IT GO HAVE TO ADJUST.
ON LANGUAGE AS PARASITE

Hold we to the centre of remembrance
that forgets the never that severs
word from the source
and never forgets the witness
of broken utterances that passed before
and now breaks the culture of silence
in the ordeal of testimony;
in the history of circles
each point lies along the circumference
diameter or radius
each word creates a centre
circumscribed by memory... and history
waits at rest always
still at the centre

Excerpt from M. NourbeSe Philip “She Tries Her Tongue, Her Silence Softly Breaks”

Together with artists, writers, programmers, translators, scholars, activists and other thinkers, the project IT GO HAVE TO ADJUST. ON LANGUAGE AS PARASITE reflects on the parasitic nature of language [1] and its potential to facilitate the suitable climate and conditions for subversive feminist, anti-racist and de-colonial practices within art and publishing. We are interested in how that parasite can be transmitted through interactions that can also take place without our influence and how a subversive language can provoke laughter as joy and disavowal. 

Suppose we are “participants in the future of our languages,” as the poet Ocean Vuong argues. Can we find procedures for optimising our communication to aid the creation of networks that can parasitize to proliferate and develop liberating practices?

The title of the project stems from Derek Walcott’s play Pantomime and borrows from the Creole words of black Trinidadian servant Jackson, who, recounting his experience of hearing a parrot use infected language to Mr Trewe, is asked how a parrot can be prejudiced and in return replies that the parrot is remnant from the “pre-colonial epoch”, and if it wants to survive in Trinidad then “it go have to adjust”.

We have considered the project’s research chapters in the framework of modes of transmission. Our journey to Hargeisa began with a collaboration with youth-led art space Fankeenna that acts in a region steeped in the history of oral storytelling that gave Somali speakers the epithet “A Nation of Poets”. The collaboration resulted in an intergenerational gathering and conversation on the metaphorical apnoea that characterises lulls in cultural circulation during and after conflict and how those channels have been cared for and resurrected.

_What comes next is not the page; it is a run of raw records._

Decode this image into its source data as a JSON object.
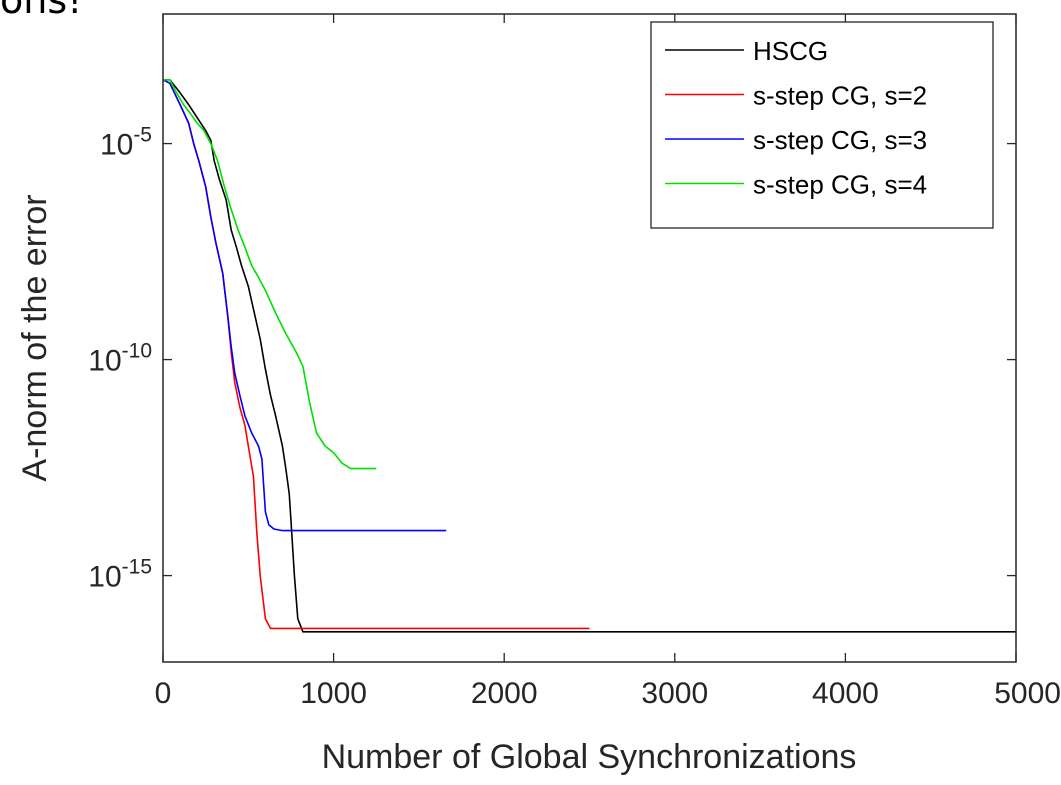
{
  "slide_fragment": "ons!",
  "chart_data": {
    "type": "line",
    "title": "",
    "xlabel": "Number of Global Synchronizations",
    "ylabel": "A-norm of the error",
    "xscale": "linear",
    "yscale": "log",
    "xlim": [
      0,
      5000
    ],
    "ylim": [
      1e-17,
      0.01
    ],
    "xticks": [
      0,
      1000,
      2000,
      3000,
      4000,
      5000
    ],
    "xtick_labels": [
      "0",
      "1000",
      "2000",
      "3000",
      "4000",
      "5000"
    ],
    "yticks": [
      1e-05,
      1e-10,
      1e-15
    ],
    "ytick_labels": [
      {
        "base": "10",
        "exp": "-5"
      },
      {
        "base": "10",
        "exp": "-10"
      },
      {
        "base": "10",
        "exp": "-15"
      }
    ],
    "grid": false,
    "legend_position": "top-right",
    "series": [
      {
        "name": "HSCG",
        "color": "#000000",
        "x": [
          0,
          40,
          100,
          150,
          200,
          250,
          280,
          300,
          330,
          370,
          400,
          430,
          460,
          500,
          540,
          570,
          600,
          630,
          660,
          700,
          720,
          740,
          750,
          770,
          790,
          820,
          5000
        ],
        "y": [
          0.0003,
          0.0003,
          0.00015,
          8e-05,
          4e-05,
          2e-05,
          1.2e-05,
          4e-06,
          1.5e-06,
          5e-07,
          1e-07,
          4e-08,
          1.5e-08,
          5e-09,
          1e-09,
          3e-10,
          6e-11,
          1.5e-11,
          5e-12,
          1e-12,
          3e-13,
          8e-14,
          2e-14,
          1e-15,
          1e-16,
          5e-17,
          5e-17
        ]
      },
      {
        "name": "s-step CG, s=2",
        "color": "#ff0000",
        "x": [
          0,
          40,
          100,
          150,
          180,
          210,
          250,
          280,
          310,
          350,
          380,
          400,
          420,
          450,
          480,
          500,
          530,
          550,
          570,
          600,
          630,
          2500
        ],
        "y": [
          0.0003,
          0.00025,
          8e-05,
          3e-05,
          1e-05,
          4e-06,
          1e-06,
          2e-07,
          5e-08,
          1e-08,
          1e-09,
          1.5e-10,
          3e-11,
          8e-12,
          3e-12,
          1e-12,
          2e-13,
          1e-14,
          1e-15,
          1e-16,
          6e-17,
          6e-17
        ]
      },
      {
        "name": "s-step CG, s=3",
        "color": "#0000ff",
        "x": [
          0,
          40,
          100,
          150,
          180,
          210,
          250,
          280,
          310,
          350,
          380,
          400,
          420,
          450,
          480,
          520,
          560,
          580,
          600,
          620,
          650,
          700,
          1660
        ],
        "y": [
          0.0003,
          0.00025,
          8e-05,
          3e-05,
          1e-05,
          4e-06,
          1e-06,
          2e-07,
          5e-08,
          1e-08,
          1e-09,
          2e-10,
          5e-11,
          1.5e-11,
          5e-12,
          2e-12,
          1e-12,
          5e-13,
          3e-14,
          1.5e-14,
          1.2e-14,
          1.1e-14,
          1.1e-14
        ]
      },
      {
        "name": "s-step CG, s=4",
        "color": "#00e000",
        "x": [
          0,
          40,
          80,
          120,
          160,
          200,
          240,
          280,
          320,
          360,
          400,
          440,
          480,
          520,
          560,
          600,
          660,
          720,
          780,
          820,
          860,
          900,
          950,
          1000,
          1050,
          1100,
          1250
        ],
        "y": [
          0.0003,
          0.0003,
          0.00015,
          8e-05,
          5e-05,
          3e-05,
          2e-05,
          1e-05,
          4e-06,
          1e-06,
          3e-07,
          1e-07,
          4e-08,
          1.5e-08,
          8e-09,
          4e-09,
          1.2e-09,
          4e-10,
          1.5e-10,
          7e-11,
          1e-11,
          2e-12,
          1e-12,
          7e-13,
          4e-13,
          3e-13,
          3e-13
        ]
      }
    ]
  }
}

The second research chapter looks at water as a mode of transmission and is a collaboration with the Port of Spain-based art space Alice Yard. There, Walcott’s character Jackson acts as a point of departure from which to explore motions over and in bodies of water that have contributed to the development of Creole.

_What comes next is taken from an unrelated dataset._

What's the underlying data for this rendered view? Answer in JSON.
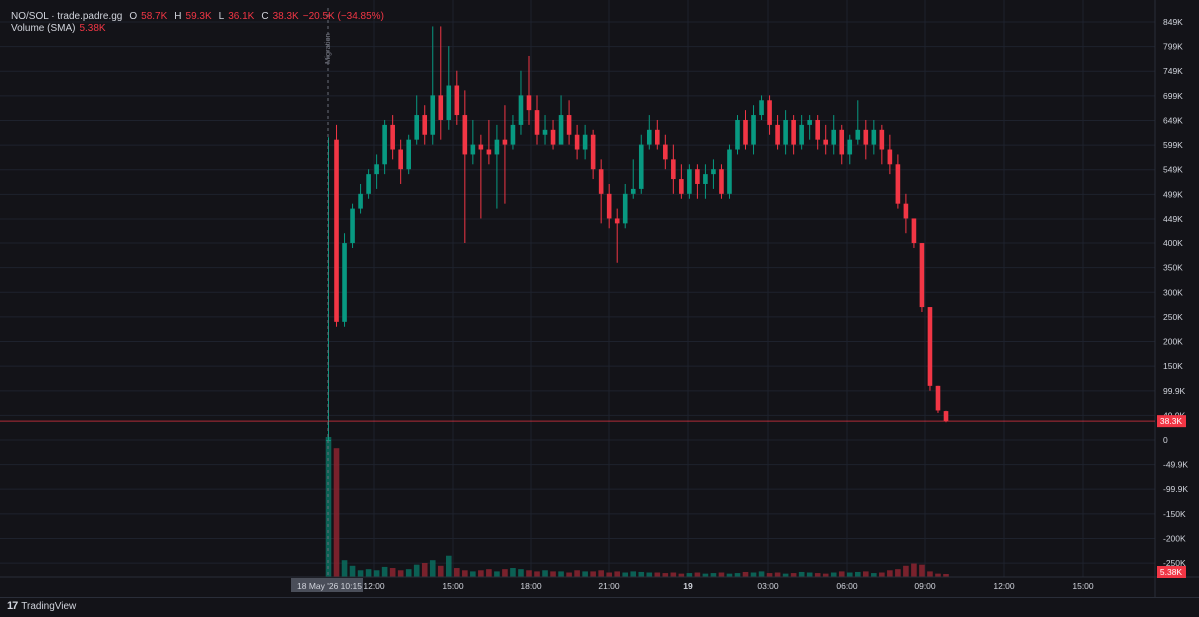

In the exhibition chapter at SAVVY Contemporary which we consider to be the body of our project, we bring together works from artists, scholars and researchers who through their practice deliberate and expand on the parasitic nature of language within their various contexts. With works by Berlin-based and international artists, the exhibition offers a multi-perspective translation of the concept note (which you find at the end of the handout), and traces back to aspects of the research done in Hargeysa as well as ruminations developed with our second collaborator Alice Yard in Port-of-Spain. 

IT GO HAVE TO ADJUST. ON LANGUAGE AS PARASITE is a living curatorial endeavour that, through a series of exercises, research, exhibitions, and public programmes, will evolve, expand and build upon the exhibition at SAVVY Contemporary. The curatorial concept introduces the reader to a series of themes and events that, on the surface level, seem to be unrelated but that, on closer inspection, will show shared symptoms or bear witness to points of convergence through unlikely common denominators. Pay close attention, and new manifestations of our research journeys will find their way into our rooms. As the project progresses, the curatorial text will also reappear in new variations wherein new authors will speak.

1

A theory that has been suggested in varying fashions by thinkers from Jacques Derrida to Susan Blackmore and in the prolific misquoting of Octavia Butler’s literary proposal “there is nothing new under the sun” from The Lost Parables series that actually ends “but there are new suns”. The fragment of Butler’s main clause has already made its way into the world.